24 mars 2019

Heat

A l'orée des années 90, Michael Mann était le seul cinéaste en mesure de réunir les deux plus grands acteurs de notre temps. Val Kilmer et Danny Trejo. Avec, entre les deux, la star absolue du cinéma de 1995 : Tom Sizemore. Comment évoquer Heat sans revenir sur la scène-monstre du film, celle qui en a inspiré plus d'un, et qui compte pour 20% de la durée totale du métrage (soit vingt minutes), nous voulons évidemment parler de l'ouverture du film en forme de long face à face entre les deux monuments du 7ème art, Kilmer et Trejo, de part et d'autre de la table d'un diner, plan-séquence tourné en champ contrechamp (alors que les deux acteurs ne se sont jamais croisés durant les 24 semaines de tournage : magie du cinéma), dénuée du moindre dialogue. Le flic et le voyou (pris à contre-emploi, puisque Trejo incarne le flic idéal, le serpico des 90s, et Kilmer le grand voyou, le Corleone aux tempes grisonnantes fin de siècle) se retrouvent autour d'un bon kefta et n'échangent pas le moindre mot. Des grands critiques ont même poussé l'analyse jusqu'à dire que les deux comédiens n'échangent pas non plus le moindre regard. Après calcul des trajectoires de mirettes, la preuve est faite que ces quatre globes oculaires ne se rencontrent jamais. On devrait dire trois, quitte à révéler l'un des secrets les mieux gardés de Trejo, dont l'un des capteurs visuels a rendu l'âme lors d'un passage de frontière mexico-états-unienne mal négocié. 

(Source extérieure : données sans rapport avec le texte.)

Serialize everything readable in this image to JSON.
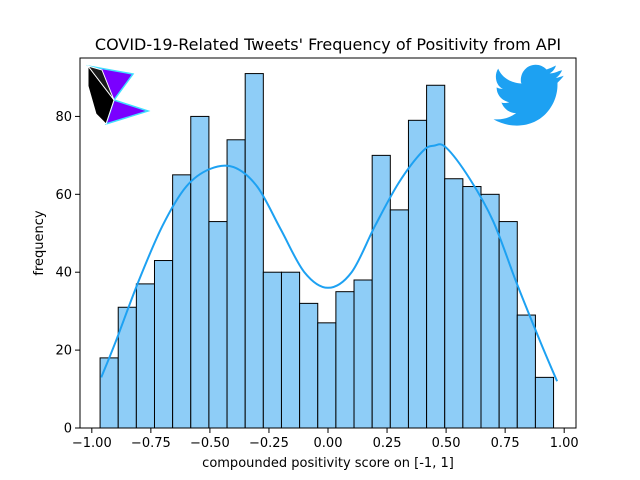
{
  "chart_data": {
    "type": "bar",
    "title": "COVID-19-Related Tweets' Frequency of Positivity from API",
    "xlabel": "compounded positivity score on [-1, 1]",
    "ylabel": "frequency",
    "xlim": [
      -1.05,
      1.05
    ],
    "ylim": [
      0,
      95
    ],
    "xticks": [
      -1.0,
      -0.75,
      -0.5,
      -0.25,
      0.0,
      0.25,
      0.5,
      0.75,
      1.0
    ],
    "xtick_labels": [
      "−1.00",
      "−0.75",
      "−0.50",
      "−0.25",
      "0.00",
      "0.25",
      "0.50",
      "0.75",
      "1.00"
    ],
    "yticks": [
      0,
      20,
      40,
      60,
      80
    ],
    "ytick_labels": [
      "0",
      "20",
      "40",
      "60",
      "80"
    ],
    "bin_start": -0.965,
    "bin_width": 0.0768,
    "values": [
      18,
      31,
      37,
      43,
      65,
      80,
      53,
      74,
      91,
      40,
      40,
      32,
      27,
      35,
      38,
      70,
      56,
      79,
      88,
      64,
      62,
      60,
      53,
      29,
      13
    ],
    "kde": {
      "x": [
        -0.96,
        -0.9,
        -0.8,
        -0.7,
        -0.6,
        -0.5,
        -0.4,
        -0.3,
        -0.2,
        -0.1,
        0.0,
        0.1,
        0.2,
        0.3,
        0.4,
        0.45,
        0.5,
        0.6,
        0.7,
        0.8,
        0.9,
        0.97
      ],
      "y": [
        13,
        22,
        38,
        52,
        62,
        66.5,
        67,
        62,
        51,
        40,
        36,
        40,
        52,
        63,
        71,
        72.5,
        72,
        64,
        53,
        37,
        22,
        12
      ]
    },
    "colors": {
      "bar_fill": "#8ecdf7",
      "bar_edge": "#000000",
      "kde_line": "#1da1f2"
    },
    "grid": false,
    "logos": [
      "feather-logo",
      "twitter-bird-logo"
    ]
  }
}
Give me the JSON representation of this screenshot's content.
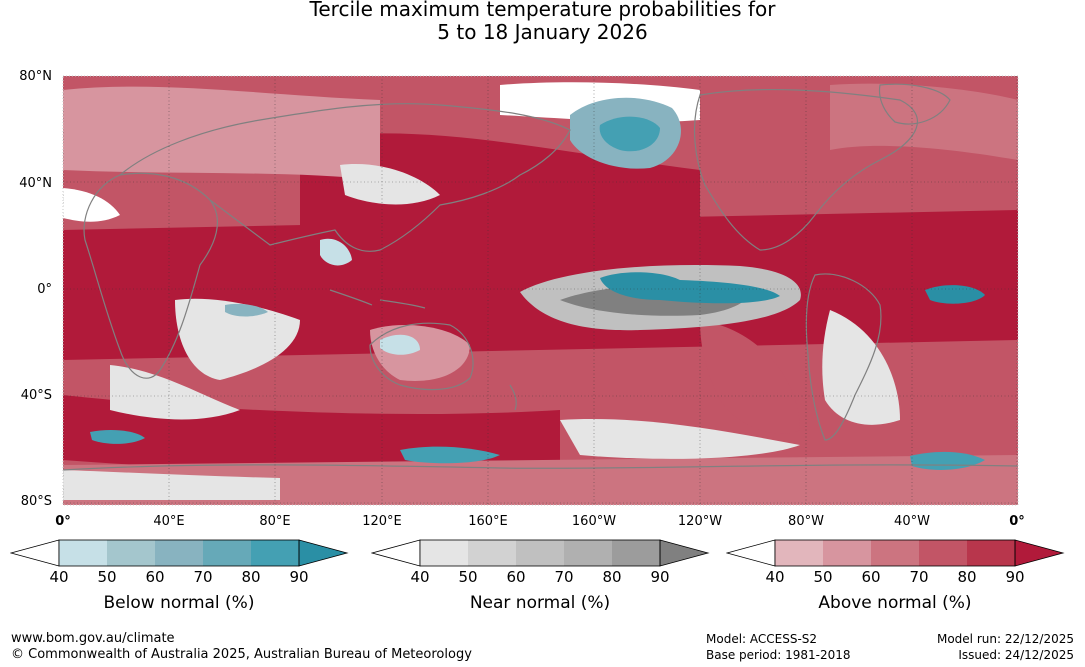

On ne compte plus le nombre de films qui restent de pâles imitations de ce pilier du cinéma contemporain. Beaucoup s'y sont frottés, parmi lesquels Christopher Nolan qui a avoué sa dette envers Michael Mann sur les plages de Dunkerque, filmées exactement comme les rues, la banque et le diner de Los Angeles dans le film-modèle, qui aura servi de mètre-étalon pour tout un genre, et que l'on ressort régulièrement du placard pour mesurer des dimensions.




Petit retour sur le titre, Heat, soit "Condensation". Depuis le film, autrement dit depuis circa 1995, nous ressentons la pression qui grimpe à chaque fois qu'un costume de flic tourne le coin de la rue. Sueur aux tempes, moustache moite, aisselles Niagara, palpitant qui s'envole, entre-doigts de pieds enduits de graisse de phoque, genoux qui tremblent, raie du cul qui fait rigole. Et ce alors que nous sommes blancs comme neige aux yeux de la justice. On s'est juste retapé Heat dans le week-end, comme chaque week-end, et on a pu constater la force de frappe toujours intacte du cinéma de Mann. Aucun film ne porterait mieux son titre. Et aucun titre ne porterait mieux ce film.


Heat de Michael Mann avec Val Kilmer, Danny Trejo et Tom Sizemore (1995)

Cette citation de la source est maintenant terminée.